Methods: We performed genetic analysis, histochemical, immunoblot, and ultrastructural studies and in vitro electrophysiologic analysis of neuromuscular transmission.
Results: We identified 16 recessive mutations in GFPT1 in 11 patients, of which 12 are novel. Ten patients had slowly progressive limb-girdle weakness responsive to cholinergic agonists with onset between infancy and age 19 years. One patient (no. 6) harbored a nonsense mutation and a second mutation that disrupts the muscle-specific GFPT1 exon. This patient never moved in utero, was apneic and arthrogrypotic at birth, and was bedfast, tube-fed, and barely responded to therapy at age 6 years. Histochemical studies in 9 of 11 patients showed tubular aggregates in 6 and rimmed vacuoles in 3. Microelectrode studies of intercostal muscle endplates in 5 patients indicated reduced synaptic response to acetylcholine in 3 and severely reduced quantal release in patient 6. Endplate acetylcholine receptor content was moderately reduced in only one patient.
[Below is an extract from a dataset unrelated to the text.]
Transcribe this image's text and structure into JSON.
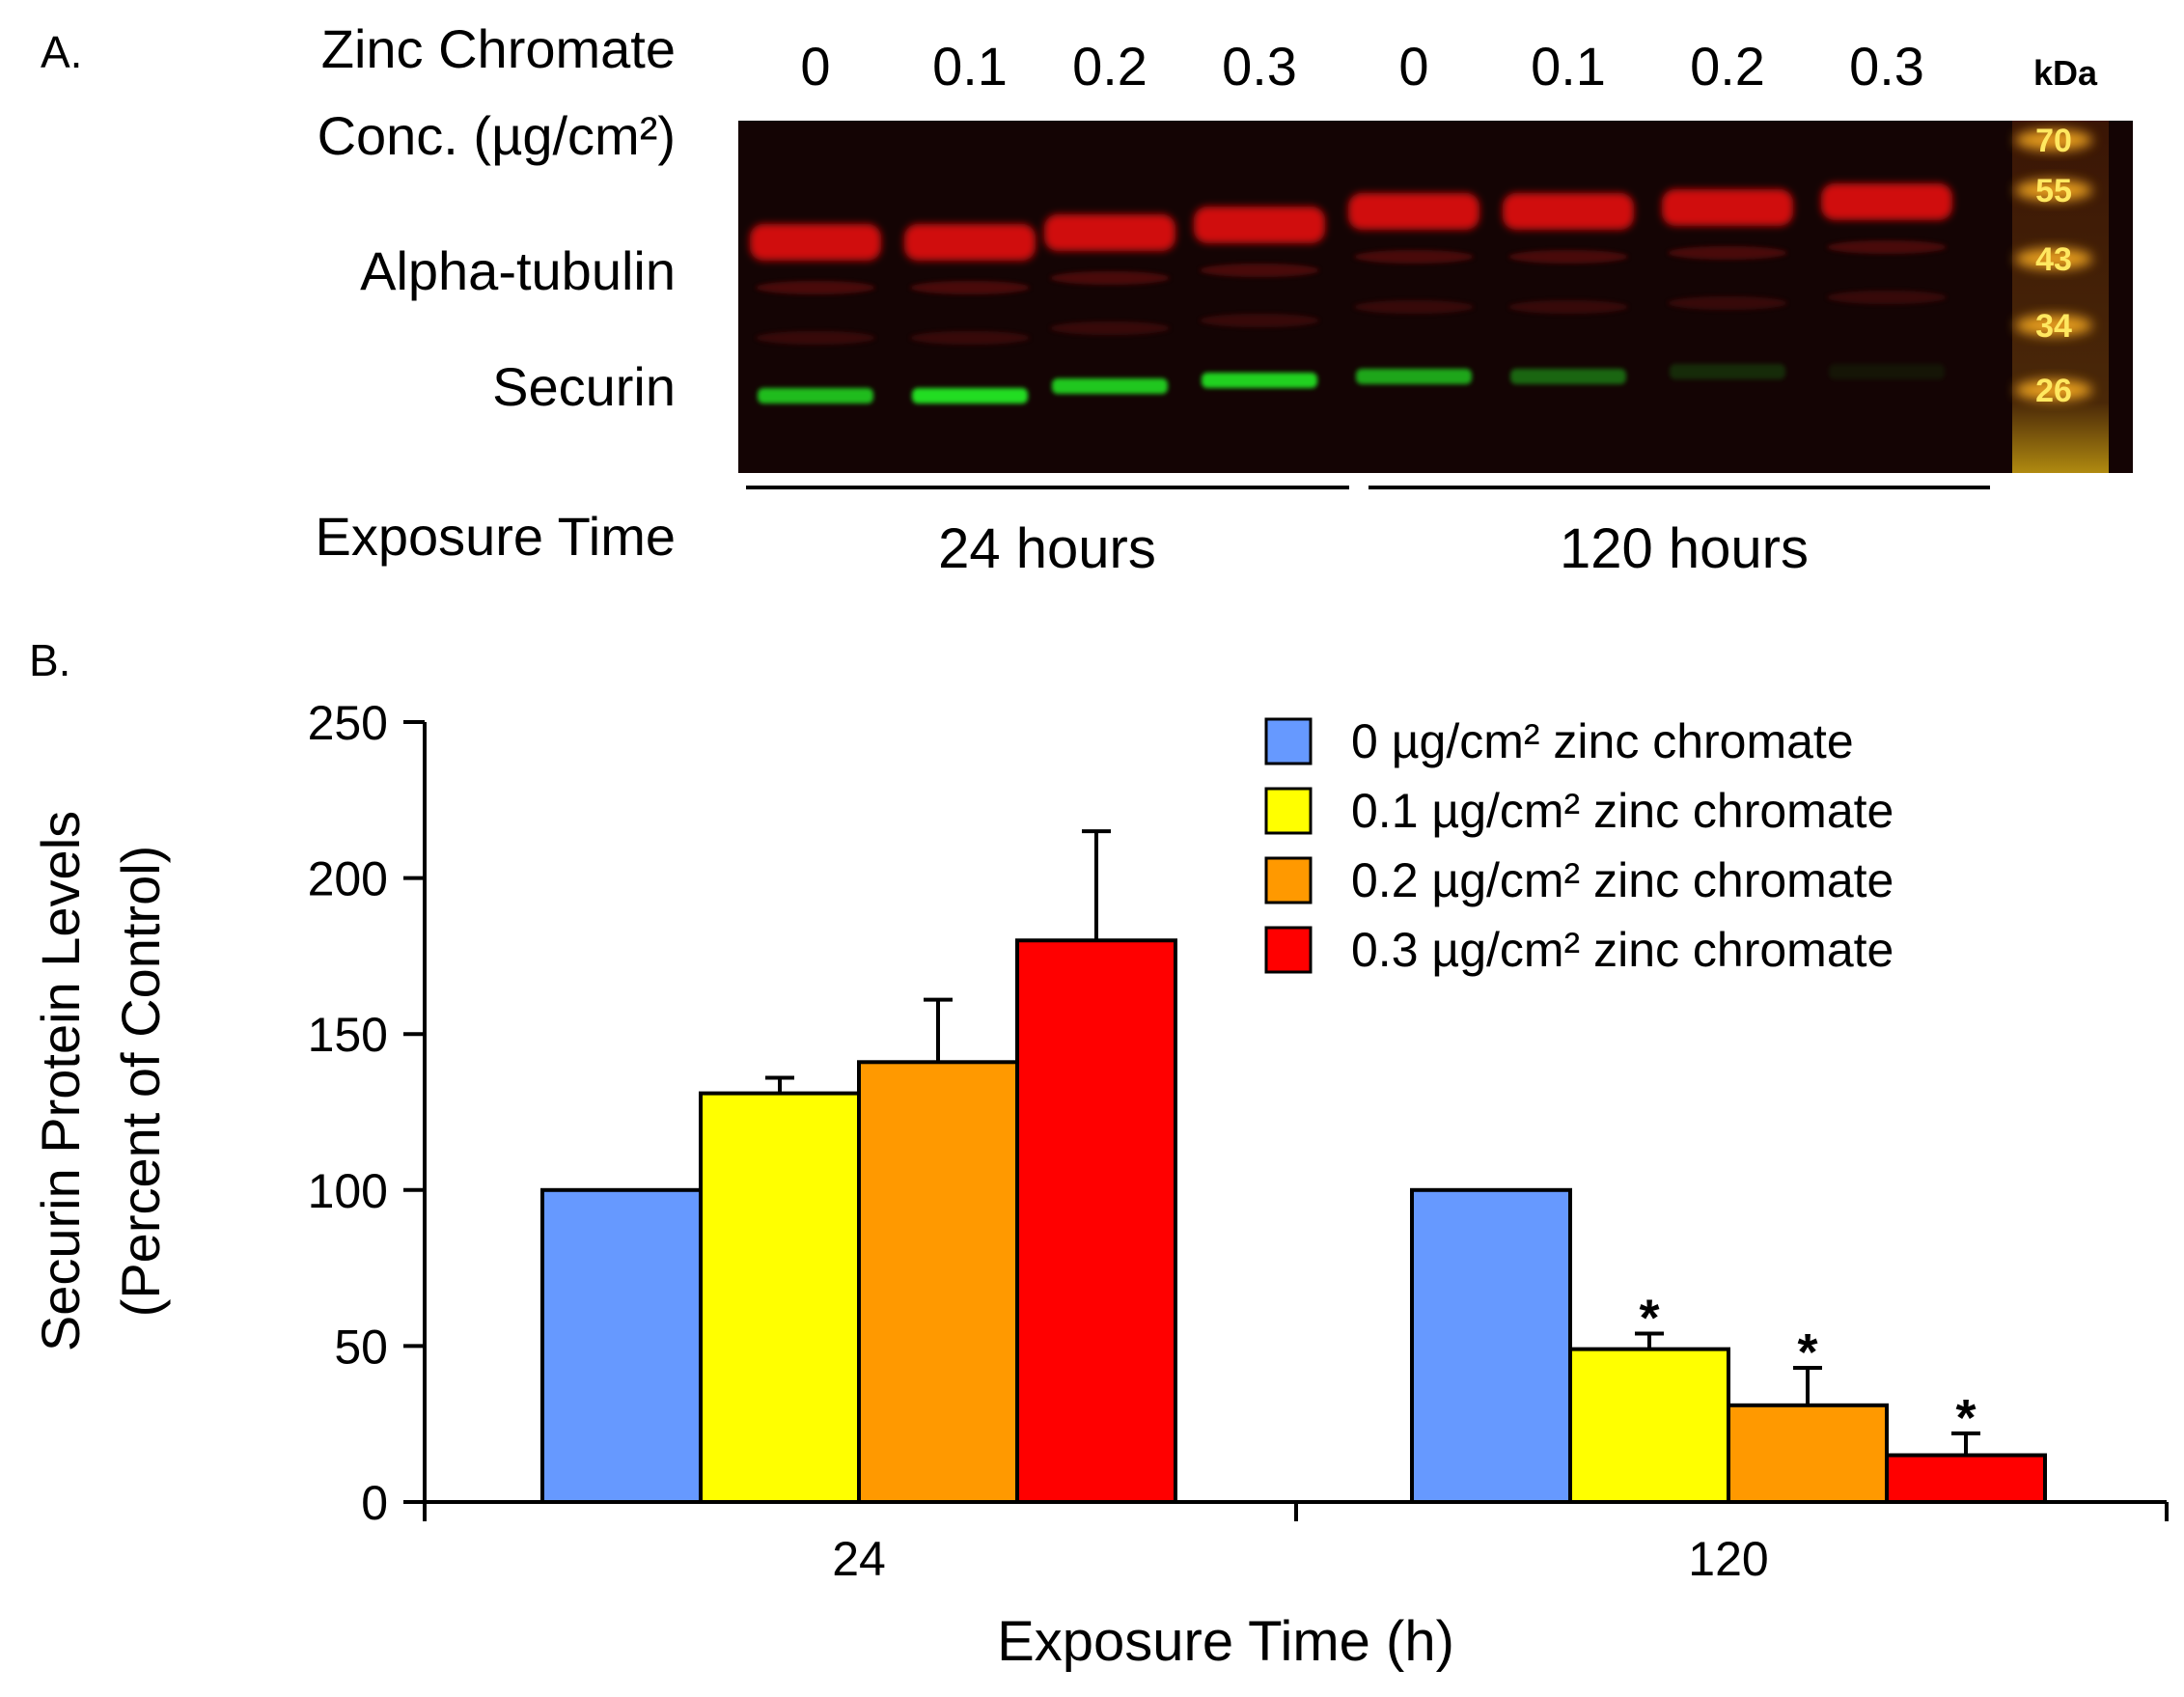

The synaptic contacts were small and single or grape-like, and quantitative electron microscopy revealed hypoplastic endplate regions. Numerous muscle fibers of patient 6 contained myriad dilated and degenerate vesicular profiles, autophagic vacuoles, and bizarre apoptotic nuclei. Glycoprotein expression in muscle was absent in patient 6 and reduced in 5 others.
Conclusions: GFPT1-myasthenia is more heterogeneous than previously reported. Different parameters of neuromuscular transmission are variably affected. When disruption of muscle-specific isoform determines the phenotype, this has devastating clinical, pathologic, and biochemical consequences.